I'm the kind of person who never gets invited to anything, so
I'm grateful that I was invited to something, but still, it kind of
sucked because I only knew the host. My partner came with me and we just
kept to ourselves the whole time. I had agreed to give a little craft demonstration
and the first group of girls that I taught eventually got the hang of it, but
I felt like they maybe weren't all that interested in learning. The whole thing
just felt so awkward, and I'm not sure if they really enjoyed it or not. But, that might
just be my own prejudices slipping through. The girls felt like the "popular girls" who
were always cooler oe better than me. I've always occupied such a weird place in the
social heirarchy, because I've never been popular or stylish or however you'd like to
describe it, but I always do try to be nice and to make myself easier to like so that
I'll fit in with a specific group. Essentially, I usually do a whole bunch of code switching
in small ways so that I'm more palatable to whatever group I'm with. I know I have weird hobbies
and I'm generally a "strange" person because I like music that isn't too popular and I sew and I knit
and I don't usually dive too deep into pop culture, and I have a tendency to ramble on about stuff that
is very niche. All in all, I know that I can be super annoying to someone who wants a regular interaction
that isn't full of random facts or awkward comments on things. To make it worse, once I get into the
rhythm of talking about something that I love, I usually don't shut up because I get so excited to
be able to vocalize all of it that I don't always stop to think "oh wait, this person doesn't
really care and is only listening to be polite."

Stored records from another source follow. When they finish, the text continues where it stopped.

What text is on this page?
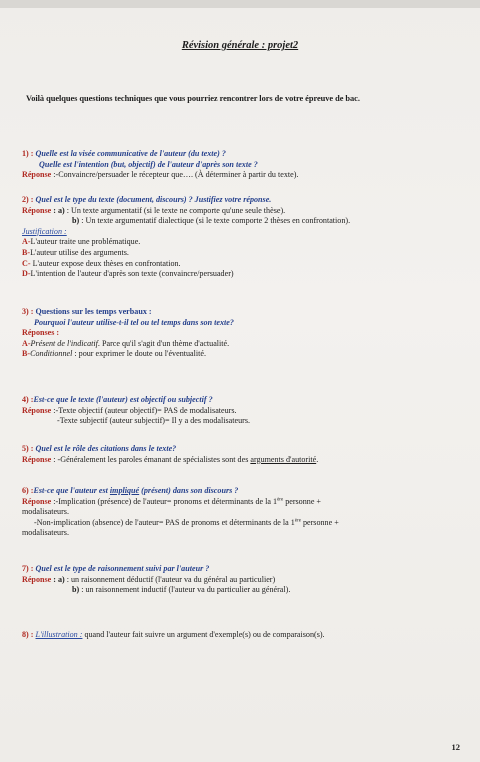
Révision générale : projet2
Voilà quelques questions techniques que vous pourriez rencontrer lors de votre épreuve de bac.
1) : Quelle est la visée communicative de l'auteur (du texte) ?
Quelle est l'intention (but, objectif) de l'auteur d'après son texte ?
Réponse :-Convaincre/persuader le récepteur que…. (À déterminer à partir du texte).
2) : Quel est le type du texte (document, discours) ? Justifiez votre réponse.
Réponse : a) : Un texte argumentatif (si le texte ne comporte qu'une seule thèse).
b) : Un texte argumentatif dialectique (si le texte comporte 2 thèses en confrontation).
Justification :
A-L'auteur traite une problématique.
B-L'auteur utilise des arguments.
C- L'auteur expose deux thèses en confrontation.
D-L'intention de l'auteur d'après son texte (convaincre/persuader)
3) : Questions sur les temps verbaux :
Pourquoi l'auteur utilise-t-il tel ou tel temps dans son texte?
Réponses :
A-Présent de l'indicatif. Parce qu'il s'agit d'un thème d'actualité.
B-Conditionnel : pour exprimer le doute ou l'éventualité.
4) :Est-ce que le texte (l'auteur) est objectif ou subjectif ?
Réponse :-Texte objectif (auteur objectif)= PAS de modalisateurs.
-Texte subjectif (auteur subjectif)= Il y a des modalisateurs.
5) : Quel est le rôle des citations dans le texte?
Réponse : -Généralement les paroles émanant de spécialistes sont des arguments d'autorité.
6) :Est-ce que l'auteur est impliqué (présent) dans son discours ?
Réponse :-Implication (présence) de l'auteur= pronoms et déterminants de la 1ère personne +
modalisateurs.
-Non-implication (absence) de l'auteur= PAS de pronoms et déterminants de la 1ère personne +
modalisateurs.
7) : Quel est le type de raisonnement suivi par l'auteur ?
Réponse : a) : un raisonnement déductif (l'auteur va du général au particulier)
b) : un raisonnement inductif (l'auteur va du particulier au général).
8) : L'illustration : quand l'auteur fait suivre un argument d'exemple(s) ou de comparaison(s).
12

In summary, I think that that's exactly what the first group of girls was doing. The second batch had two girls that seemed more
interested, especially the last one, and she even put up with me rambling on about historical sewing and the history of fingerloop
braiding and weaving. I even gave her one of my example braids that was pale pink, blue, and white. She said that she felt bad taking it,
but I assured her that I had way more yarn at home and that it wasn't a big deal if she'd like to have it, because she said it was pretty.
She might have just said it to be nice, but I think she really did like it. I wish I would think about my rambling while I'm doing it
instead of having the realization hit me a while after I've finally shut up, but at least I do think of it sometimes, I guess.
In case you're curious, I taught a demonstration on how to braid the fingerloop braid pattern "A Grene Dorge of VI Bowes" from 1475. It's a very pretty braid, and it's hard to learn at first, but usually after 5 or 10 minutes you start to get the muscle memory down and it becomes easier. By the end of a 8 or 9 inch braid, people usually are able to master it.